As Susan Sontag said about Beckett's work,
"Beckett is dealing with emotions, however abstractly, and there is a progress from one emotion to the next that feels inevitable. Not only are his plays narrative but, as Joe Chaikin once observed, Beckett has actually discovered a new dramatic subject. Normally people on stage reflect on the macrostructure of action. What am I going to do this year? Tomorrow? Tonight? They ask: Am I going mad? Will I ever get to Moscow? Should I leave my husband? Do I have to murder my Uncle? My Mother? These are the sorts of large projects that have traditionally concerned a play’s leading characters. Beckett is the first writer to dramatize the microstructure of action. What am I going to do one minute from now? In the next second? Weep? Take out my comb? Stand-up? Sigh? Sit? Be silent? Tell a joke? Understand something? His plays are built on reflections leading to decisions, which imparts to his dramas a real narrative push."
So focused was he on this so-called "microstructure" that his shortest play featured a single breath. Reading his plays is difficult, not because of the writing style, but because of the taste they leave behind. Different people, different lives, existing. Existing, not living. And being baffled by this continued existence.
"Don't let's do anything.
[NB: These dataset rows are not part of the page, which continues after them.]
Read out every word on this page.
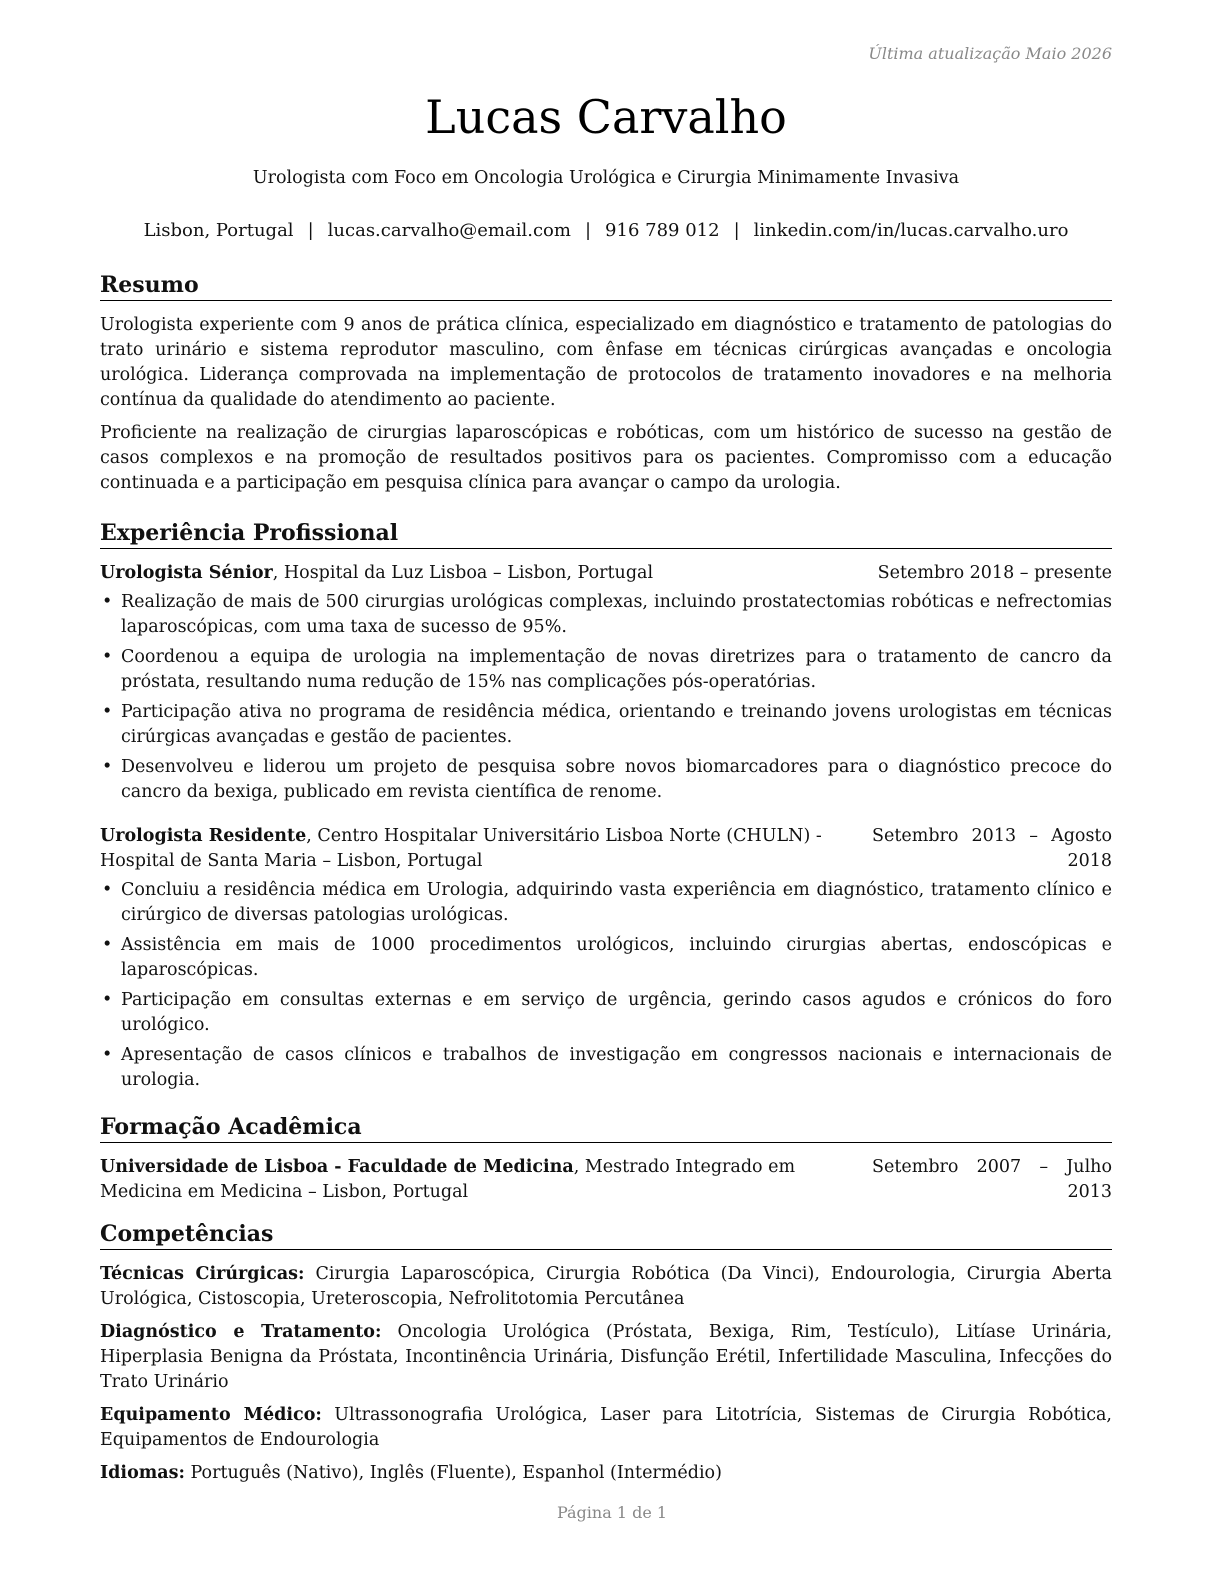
Última atualização Maio 2026
Lucas Carvalho
Urologista com Foco em Oncologia Urológica e Cirurgia Minimamente Invasiva
Lisbon, Portugal | lucas.carvalho@email.com | 916 789 012 | linkedin.com/in/lucas.carvalho.uro
Resumo

Urologista experiente com 9 anos de prática clínica, especializado em diagnóstico e tratamento de patologias do trato urinário e sistema reprodutor masculino, com ênfase em técnicas cirúrgicas avançadas e oncologia urológica. Liderança comprovada na implementação de protocolos de tratamento inovadores e na melhoria contínua da qualidade do atendimento ao paciente.

Proficiente na realização de cirurgias laparoscópicas e robóticas, com um histórico de sucesso na gestão de casos complexos e na promoção de resultados positivos para os pacientes. Compromisso com a educação continuada e a participação em pesquisa clínica para avançar o campo da urologia.

Experiência Profissional
Urologista Sénior, Hospital da Luz Lisboa – Lisbon, Portugal	Setembro 2018 – presente
• Realização de mais de 500 cirurgias urológicas complexas, incluindo prostatectomias robóticas e nefrectomias laparoscópicas, com uma taxa de sucesso de 95%.
• Coordenou a equipa de urologia na implementação de novas diretrizes para o tratamento de cancro da próstata, resultando numa redução de 15% nas complicações pós-operatórias.
• Participação ativa no programa de residência médica, orientando e treinando jovens urologistas em técnicas cirúrgicas avançadas e gestão de pacientes.
• Desenvolveu e liderou um projeto de pesquisa sobre novos biomarcadores para o diagnóstico precoce do cancro da bexiga, publicado em revista científica de renome.
Urologista Residente, Centro Hospitalar Universitário Lisboa Norte (CHULN) - Hospital de Santa Maria – Lisbon, Portugal
Setembro 2013 – Agosto 2018
• Concluiu a residência médica em Urologia, adquirindo vasta experiência em diagnóstico, tratamento clínico e cirúrgico de diversas patologias urológicas.
• Assistência em mais de 1000 procedimentos urológicos, incluindo cirurgias abertas, endoscópicas e laparoscópicas.
• Participação em consultas externas e em serviço de urgência, gerindo casos agudos e crónicos do foro urológico.
• Apresentação de casos clínicos e trabalhos de investigação em congressos nacionais e internacionais de urologia.
Formação Acadêmica
Universidade de Lisboa - Faculdade de Medicina, Mestrado Integrado em Medicina em Medicina – Lisbon, Portugal
Setembro 2007 – Julho 2013
Competências
Técnicas Cirúrgicas: Cirurgia Laparoscópica, Cirurgia Robótica (Da Vinci), Endourologia, Cirurgia Aberta Urológica, Cistoscopia, Ureteroscopia, Nefrolitotomia Percutânea
Diagnóstico e Tratamento: Oncologia Urológica (Próstata, Bexiga, Rim, Testículo), Litíase Urinária, Hiperplasia Benigna da Próstata, Incontinência Urinária, Disfunção Erétil, Infertilidade Masculina, Infecções do Trato Urinário
Equipamento Médico: Ultrassonografia Urológica, Laser para Litotrícia, Sistemas de Cirurgia Robótica, Equipamentos de Endourologia
Idiomas: Português (Nativo), Inglês (Fluente), Espanhol (Intermédio)
Página 1 de 1
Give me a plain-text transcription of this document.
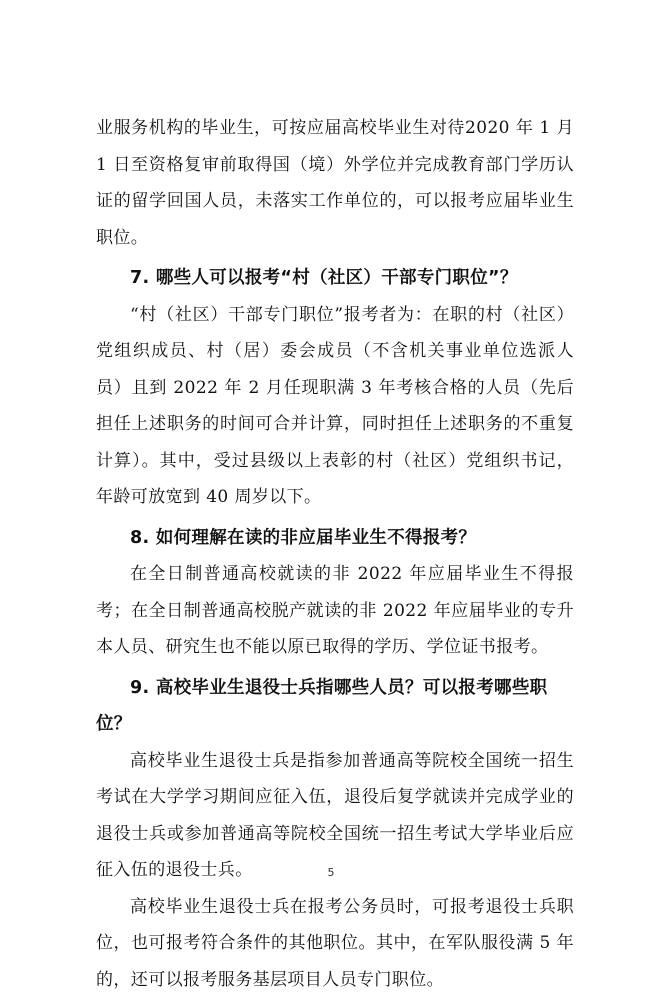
业服务机构的毕业生，可按应届高校毕业生对待2020 年 1 月 1 日至资格复审前取得国（境）外学位并完成教育部门学历认证的留学回国人员，未落实工作单位的，可以报考应届毕业生职位。

7. 哪些人可以报考“村（社区）干部专门职位”？

“村（社区）干部专门职位”报考者为：在职的村（社区）党组织成员、村（居）委会成员（不含机关事业单位选派人员）且到 2022 年 2 月任现职满 3 年考核合格的人员（先后担任上述职务的时间可合并计算，同时担任上述职务的不重复计算）。其中，受过县级以上表彰的村（社区）党组织书记，年龄可放宽到 40 周岁以下。

8. 如何理解在读的非应届毕业生不得报考？

在全日制普通高校就读的非 2022 年应届毕业生不得报考；在全日制普通高校脱产就读的非 2022 年应届毕业的专升本人员、研究生也不能以原已取得的学历、学位证书报考。

9. 高校毕业生退役士兵指哪些人员？可以报考哪些职位？

高校毕业生退役士兵是指参加普通高等院校全国统一招生考试在大学学习期间应征入伍，退役后复学就读并完成学业的退役士兵或参加普通高等院校全国统一招生考试大学毕业后应征入伍的退役士兵。

高校毕业生退役士兵在报考公务员时，可报考退役士兵职位，也可报考符合条件的其他职位。其中，在军队服役满 5 年的，还可以报考服务基层项目人员专门职位。

5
It's safer." - Estragon in Waiting for Godot
In other news, I love Humans of New York (HONY). Best thing on Facebook, and so reassuring to see such positive comments. It always brightens up my day, or brings tears to my eyes, or makes me smile. How humbling and beautiful it must be to meet and talk to so many amazing, unique people every day, and hear their stories, and share something that moves so many, and hear them say that. By the thousand.
In the words of one of the people featured on HONY today: "I feel stuck."